Martyna Gliwińska w połowie marca po raz pierwszy została mamą. Ojcem małego Kazika jest nie kto inny, jak tylko piłkarz Jarosław Bieniuk. Sądząc po nowej fotografii udostępnionej na Instagramie architektki, chłopiec również ma szansę zrobić sportową karierę - lecz w przeciwieństwie do taty nie na boisku, a na parkiecie.
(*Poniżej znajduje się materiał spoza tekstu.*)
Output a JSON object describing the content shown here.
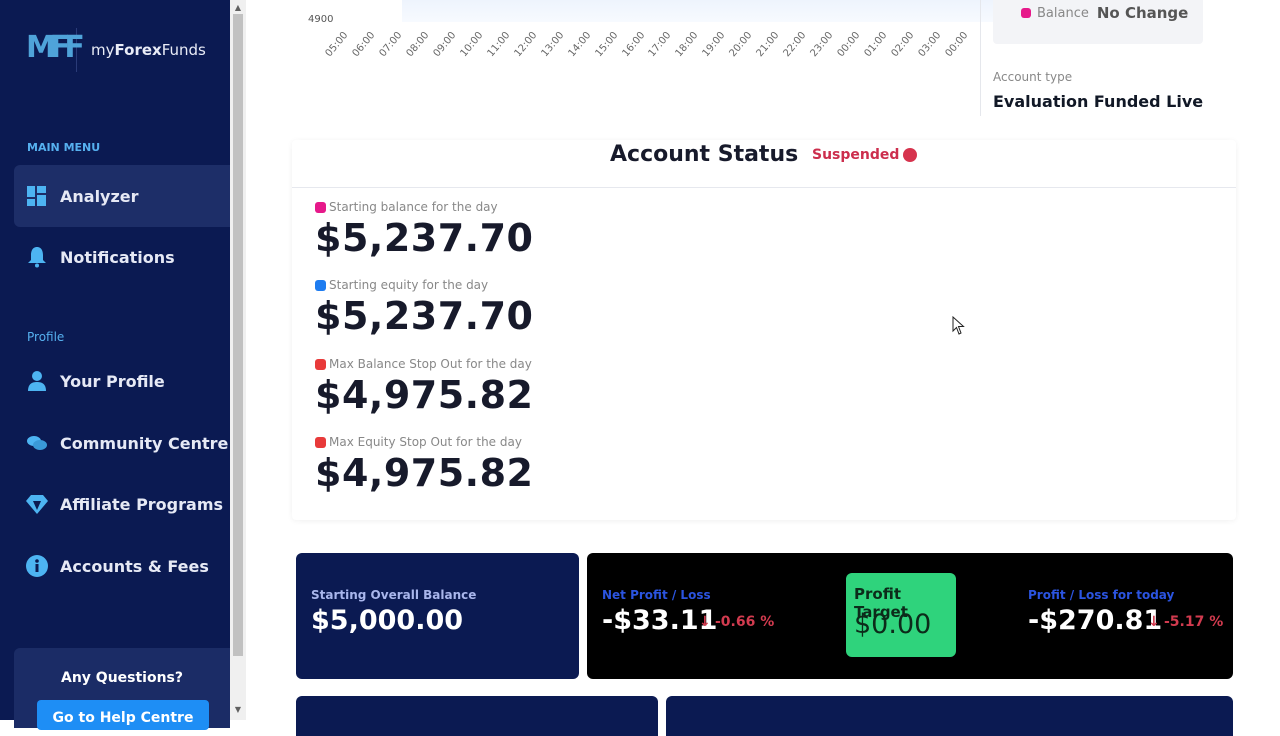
{
  "sidebar": {
    "brand": {
      "mark": "MFF",
      "name_prefix": "my",
      "name_bold": "Forex",
      "name_suffix": "Funds"
    },
    "main_menu_heading": "MAIN MENU",
    "main_items": [
      {
        "label": "Analyzer",
        "icon": "dashboard-icon",
        "active": true
      },
      {
        "label": "Notifications",
        "icon": "bell-icon",
        "active": false
      }
    ],
    "profile_heading": "Profile",
    "profile_items": [
      {
        "label": "Your Profile",
        "icon": "user-icon"
      },
      {
        "label": "Community Centre",
        "icon": "chat-icon"
      },
      {
        "label": "Affiliate Programs",
        "icon": "diamond-icon"
      },
      {
        "label": "Accounts & Fees",
        "icon": "info-icon"
      }
    ],
    "help": {
      "title": "Any Questions?",
      "button": "Go to Help Centre"
    }
  },
  "chart_data": {
    "type": "area",
    "y_ticks": [
      "4900"
    ],
    "x_ticks": [
      "05:00",
      "06:00",
      "07:00",
      "08:00",
      "09:00",
      "10:00",
      "11:00",
      "12:00",
      "13:00",
      "14:00",
      "15:00",
      "16:00",
      "17:00",
      "18:00",
      "19:00",
      "20:00",
      "21:00",
      "22:00",
      "23:00",
      "00:00",
      "01:00",
      "02:00",
      "03:00",
      "00:00"
    ]
  },
  "legend": {
    "series": "Balance",
    "value": "No Change",
    "color": "#e6198a"
  },
  "account_type": {
    "label": "Account type",
    "value": "Evaluation Funded Live"
  },
  "account_status": {
    "title": "Account Status",
    "status": "Suspended",
    "status_color": "#d6334d",
    "stats": [
      {
        "label": "Starting balance for the day",
        "value": "$5,237.70",
        "color": "#e6198a"
      },
      {
        "label": "Starting equity for the day",
        "value": "$5,237.70",
        "color": "#1e7cf0"
      },
      {
        "label": "Max Balance Stop Out for the day",
        "value": "$4,975.82",
        "color": "#e83a3a"
      },
      {
        "label": "Max Equity Stop Out for the day",
        "value": "$4,975.82",
        "color": "#e83a3a"
      }
    ]
  },
  "kpis": {
    "starting_overall": {
      "label": "Starting Overall Balance",
      "value": "$5,000.00"
    },
    "net_pl": {
      "label": "Net Profit / Loss",
      "value": "-$33.11",
      "arrow": "↓",
      "delta": "-0.66 %"
    },
    "profit_target": {
      "label": "Profit Target",
      "value": "$0.00"
    },
    "today_pl": {
      "label": "Profit / Loss for today",
      "value": "-$270.81",
      "arrow": "↓",
      "delta": "-5.17 %"
    }
  }
}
Ciąża Martyny Gliwińskiej wzbudzała duże zainteresowanie internautów z racji tego, że ojcem dziecka jest Jarosław Bieniuk. Niestety, na początku ciąży relacje byłych partnerów nie należały do najlepszych.Teraz jednak kontakty rodziców Kazika poprawiły się, a młoda mama co chwilę publikuje na Instagramie zdjęcia swojej pociechy. Na jednym z ostatnich InstaStories architektka pochwaliła się sporych rozmiarów stopą dziecka, a zdjęcie podpisała w następujący sposób:
Chyba będzie koszykarzem - napisała.
Jak myślicie, czy Jarosław Bieniuk będzie chciał, by Kazik poszedł w jego sportowe ślady?
Chociaż architektka świetnie odnalazła się w roli mamy, to sama ciąża nie była dla niej najłatwiejszym doświadczeniem. W jednym z wywiadów tak oto Martyna Gliwińska wspominała ten "błogosławiony" czas:
Ciąży nie polecam. Bardzo. Ciąża nie jest dla mnie. Bardzo źle ją zniosłam. W czasie ciąży i jeszcze po porodzie zapierałam się, że to jest moje ostatnie dziecko, więcej dzieci nie będę miała - wyznała.
Poród zaś przypadł na czas pierwszych wprowadzonych izolacyjnych obostrzeń. Noc przed rozwiązaniem również okazała się niełatwa. Cieszymy się więc, że chwile spędzone z Kazikiem rekompensują młodej mamie trudy ciąży i porodu.